И тут же передразнила:
– Какое-такое! Сами не понимают, что им надо. Печатают всякую дрянь.
Платоныч промолчал, на душе саднило – но было и облегчение. Теперь можно не маяться будто бы призванием, а спокойно работать в газете. Или на радио податься. Музыкальное.
– Радио? – выпучила глаза Руфь. Не Вера, а Надежда. Константиновна Крупская. – Ты издеваешься?
Она еще раз перепечатала рассказ, и конверт полетел в другую редакцию.
Так реагировала Руфь.
Платоныч с утра до вечера брал интервью у известных спортсменов, выдающихся музыкантов и ветеранов Великой Отечественной войны. Снашивал пару ботинок в сезон – ноги кормили, но обувь просила каши.
– Глаза боятся, а ноги бегают, – шутил Орел, уже не вспомнить, по какому поводу. Он работал в детском ожоговом центре, родители маленьких пациентов его побаивались, зато малыши, те, кто мог, ходили за ним по пятам. «Появился детский врач – Глеб Сергеевич Пугач».
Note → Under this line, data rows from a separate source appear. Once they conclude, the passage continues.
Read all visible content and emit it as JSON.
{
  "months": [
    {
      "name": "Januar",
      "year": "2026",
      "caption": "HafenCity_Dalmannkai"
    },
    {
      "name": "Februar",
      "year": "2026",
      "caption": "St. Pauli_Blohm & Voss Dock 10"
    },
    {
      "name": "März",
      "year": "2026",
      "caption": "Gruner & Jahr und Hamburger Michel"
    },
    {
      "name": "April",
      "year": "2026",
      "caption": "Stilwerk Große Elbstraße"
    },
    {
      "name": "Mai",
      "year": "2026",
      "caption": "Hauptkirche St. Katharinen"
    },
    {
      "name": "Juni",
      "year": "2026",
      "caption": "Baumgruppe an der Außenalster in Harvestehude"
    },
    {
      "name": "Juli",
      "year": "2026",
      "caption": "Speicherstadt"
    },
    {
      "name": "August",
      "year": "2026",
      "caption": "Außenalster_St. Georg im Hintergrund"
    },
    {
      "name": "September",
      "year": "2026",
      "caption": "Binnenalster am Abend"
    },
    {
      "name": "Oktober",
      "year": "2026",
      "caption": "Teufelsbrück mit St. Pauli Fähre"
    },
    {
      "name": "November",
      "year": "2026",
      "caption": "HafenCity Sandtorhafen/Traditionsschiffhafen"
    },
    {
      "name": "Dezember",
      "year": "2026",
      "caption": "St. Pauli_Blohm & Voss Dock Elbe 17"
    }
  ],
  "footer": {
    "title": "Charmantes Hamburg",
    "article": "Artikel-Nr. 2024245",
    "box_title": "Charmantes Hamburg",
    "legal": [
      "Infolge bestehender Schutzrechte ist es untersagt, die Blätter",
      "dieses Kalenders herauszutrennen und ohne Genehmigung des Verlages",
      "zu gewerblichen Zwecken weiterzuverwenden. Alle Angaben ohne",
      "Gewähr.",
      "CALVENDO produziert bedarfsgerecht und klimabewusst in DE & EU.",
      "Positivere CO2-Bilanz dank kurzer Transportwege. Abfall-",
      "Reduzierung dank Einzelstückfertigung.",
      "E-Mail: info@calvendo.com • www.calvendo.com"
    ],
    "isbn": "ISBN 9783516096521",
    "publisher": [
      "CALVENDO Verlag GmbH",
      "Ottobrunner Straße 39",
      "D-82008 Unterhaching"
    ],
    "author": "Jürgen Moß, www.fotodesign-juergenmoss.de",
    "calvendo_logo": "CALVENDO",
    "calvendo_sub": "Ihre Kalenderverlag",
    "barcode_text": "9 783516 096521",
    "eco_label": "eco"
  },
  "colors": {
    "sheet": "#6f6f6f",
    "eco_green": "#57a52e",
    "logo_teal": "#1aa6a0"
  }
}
А Платонычу нравилась редакционная жизнь, нравилось, что всё здесь требовалось делать быстро, что газета выходила почти каждый день и он был нужен в редакции каждому. Он завел сберкнижку, парочку псевдонимов («Марка» берегли для литературы) и дружбу с выпускающим редактором. Однажды редактор пригласил Платоныча к себе домой, где устроил жестокую сцену жене, подавшей к столу жесткие отбивные. Швырял тарелки, будто бы в бессилии закатывал глаза. Милая робкая женщина улыбалась виновато и жалко, за стеной плакал ребенок, к которому никто не подходил. Хозяйку реабилитировал пирог с яблоками (Платоныч нащупал языком ореховую скорлупку в начинке, но тут же спрятал ее за щекой), и вспыльчивый редактор успокоился, вытащил из стола растрепанную пачку бумажных листов. Какое-то время подравнивал ее, испытующе взглядывая на гостя.
– Мои стихи, – сообщил наконец. – Вот, например… «Сонет любимой». Не возражаешь?
Пачка была толстая, сидели долго. Редактор раскраснелся, встал, ходил по комнате с листами. У Платоныча затекла спина, ему очень хотелось курить, но он вежливо слушал. Когда стихи иссякли, вновь прилетел испытующий взгляд.